The HSBC Asia-Pacific Small Business Confidence Survey, conducted in the first quarter of 2007 and covering 1,800 small and medium-sized enterprises (SMEs), showed that the majority of the respondents were positive about economic prospects and willing to invest in their business.
HSBC Bank Malaysia Managing Director for Commercial Banking Eddie Norton said for 44 per cent of Malaysian SMEs surveyed expected faster economic growth this year, while 29 per cent expected the same pace as last year and 27 per cent expected growth to slow down.

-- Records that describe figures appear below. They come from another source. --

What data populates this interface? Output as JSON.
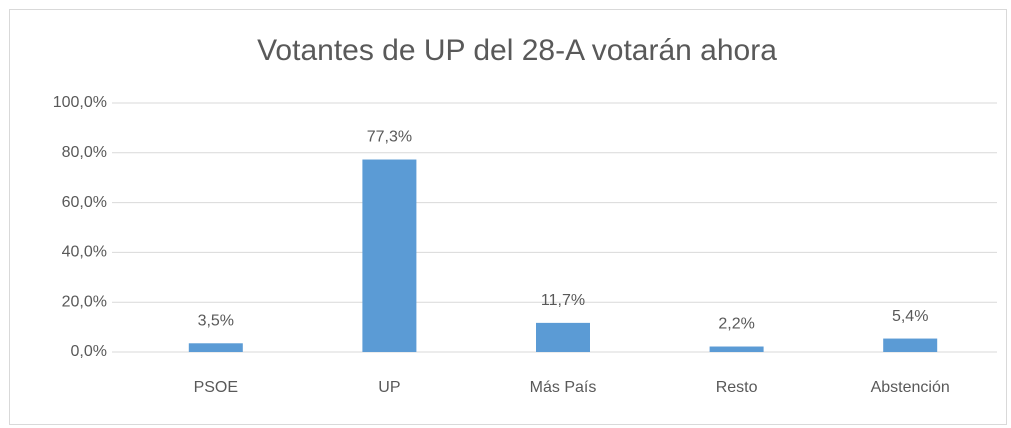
{
  "chart_data": {
    "type": "bar",
    "title": "Votantes de UP del 28-A votarán ahora",
    "categories": [
      "PSOE",
      "UP",
      "Más País",
      "Resto",
      "Abstención"
    ],
    "values": [
      3.5,
      77.3,
      11.7,
      2.2,
      5.4
    ],
    "value_labels": [
      "3,5%",
      "77,3%",
      "11,7%",
      "2,2%",
      "5,4%"
    ],
    "color": "#5b9bd5",
    "ylim": [
      0,
      100
    ],
    "yticks": [
      {
        "value": 0,
        "label": "0,0%"
      },
      {
        "value": 20,
        "label": "20,0%"
      },
      {
        "value": 40,
        "label": "40,0%"
      },
      {
        "value": 60,
        "label": "60,0%"
      },
      {
        "value": 80,
        "label": "80,0%"
      },
      {
        "value": 100,
        "label": "100,0%"
      }
    ],
    "grid": true
  }
}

“Nearly half also planned to invest in the year, compared with only six per cent planning to close down or cut production,” he said during a briefing on the survey here Monday.

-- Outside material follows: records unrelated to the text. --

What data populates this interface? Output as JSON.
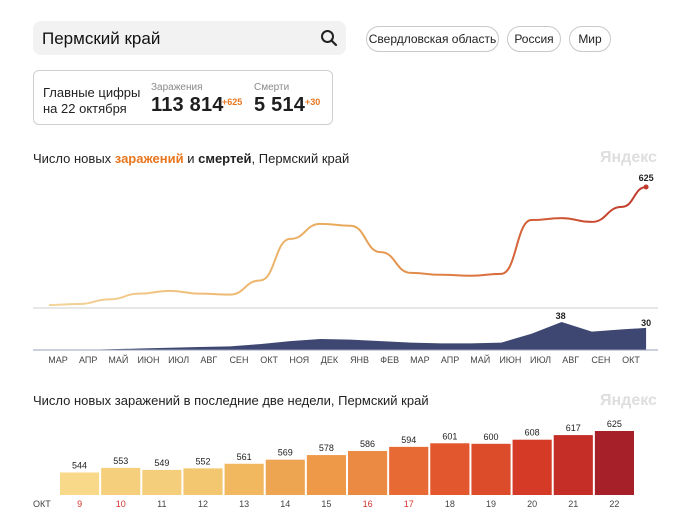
{
  "search": {
    "value": "Пермский край"
  },
  "regions": [
    "Свердловская область",
    "Россия",
    "Мир"
  ],
  "summary": {
    "label_line1": "Главные цифры",
    "label_line2": "на 22 октября",
    "infections": {
      "caption": "Заражения",
      "value": "113 814",
      "delta": "+625"
    },
    "deaths": {
      "caption": "Смерти",
      "value": "5 514",
      "delta": "+30"
    }
  },
  "chart1": {
    "title_part1": "Число новых ",
    "title_hl": "заражений",
    "title_part2": " и ",
    "title_bold": "смертей",
    "title_part3": ", Пермский край",
    "brand": "Яндекс"
  },
  "chart2": {
    "title": "Число новых заражений в последние две недели, Пермский край",
    "brand": "Яндекс"
  },
  "colors": {
    "accent": "#e8761e",
    "deaths_area": "#3d4771",
    "line_start": "#e8b56b",
    "line_end": "#c0392b"
  },
  "chart_data": [
    {
      "type": "line",
      "title": "Число новых заражений и смертей, Пермский край",
      "x_months": [
        "МАР",
        "АПР",
        "МАЙ",
        "ИЮН",
        "ИЮЛ",
        "АВГ",
        "СЕН",
        "ОКТ",
        "НОЯ",
        "ДЕК",
        "ЯНВ",
        "ФЕВ",
        "МАР",
        "АПР",
        "МАЙ",
        "ИЮН",
        "ИЮЛ",
        "АВГ",
        "СЕН",
        "ОКТ"
      ],
      "series": [
        {
          "name": "заражений",
          "x": [
            "2020-03",
            "2020-04",
            "2020-05",
            "2020-06",
            "2020-07",
            "2020-08",
            "2020-09",
            "2020-10",
            "2020-11",
            "2020-12",
            "2021-01",
            "2021-02",
            "2021-03",
            "2021-04",
            "2021-05",
            "2021-06",
            "2021-07",
            "2021-08",
            "2021-09",
            "2021-10",
            "2021-10-22"
          ],
          "values": [
            0,
            5,
            30,
            60,
            75,
            60,
            55,
            130,
            350,
            430,
            420,
            280,
            170,
            160,
            155,
            165,
            450,
            460,
            440,
            520,
            625
          ],
          "end_label": "625"
        },
        {
          "name": "смертей",
          "x": [
            "2020-03",
            "2020-04",
            "2020-05",
            "2020-06",
            "2020-07",
            "2020-08",
            "2020-09",
            "2020-10",
            "2020-11",
            "2020-12",
            "2021-01",
            "2021-02",
            "2021-03",
            "2021-04",
            "2021-05",
            "2021-06",
            "2021-07",
            "2021-08",
            "2021-09",
            "2021-10",
            "2021-10-22"
          ],
          "values": [
            0,
            0,
            1,
            2,
            3,
            4,
            5,
            8,
            12,
            15,
            14,
            12,
            10,
            9,
            9,
            10,
            22,
            38,
            25,
            28,
            30
          ],
          "peak_label": "38",
          "end_label": "30"
        }
      ]
    },
    {
      "type": "bar",
      "title": "Число новых заражений в последние две недели, Пермский край",
      "month_label": "ОКТ",
      "categories": [
        "9",
        "10",
        "11",
        "12",
        "13",
        "14",
        "15",
        "16",
        "17",
        "18",
        "19",
        "20",
        "21",
        "22"
      ],
      "weekend_days": [
        "9",
        "10",
        "16",
        "17"
      ],
      "values": [
        544,
        553,
        549,
        552,
        561,
        569,
        578,
        586,
        594,
        601,
        600,
        608,
        617,
        625
      ],
      "colors": [
        "#f8d98a",
        "#f6cf7c",
        "#f5ce7c",
        "#f3c670",
        "#f1b85f",
        "#eea552",
        "#ed9948",
        "#eb8a42",
        "#e76a34",
        "#e2572d",
        "#dc4c2b",
        "#d53a27",
        "#c52d27",
        "#a52028"
      ]
    }
  ]
}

On the 51 per cent of Malaysian respondents citing “no plan” in their investment expectations, Norton said this was because SMEs were usually conservative and investments were considered “life and death” decisions.
In terms of recruitment expectations, the majority of the Malaysian SMEs (63 per cent) said they did not plan to change their headcount during the year, while 32 per cent said they would raise the number of workers and six per cent planned to reduce their workforce, according to the survey.
“Malaysian SMEs which engaged in cross-border trade were generally optimistic about faster trade growth with China (61 per cent), the rest of Asia (55 per cent) and the rest of the world (66 per cent),” Norton said.
A total of 202 SMEs from Malaysia took part in the survey. Besides Malaysia, the other participating countries were Singapore, India, South Korea, Indonesia, Australia, Hong Kong and China.
Norton said that positive and confident SMEs were good for the economy as they were often the biggest employers and job creators.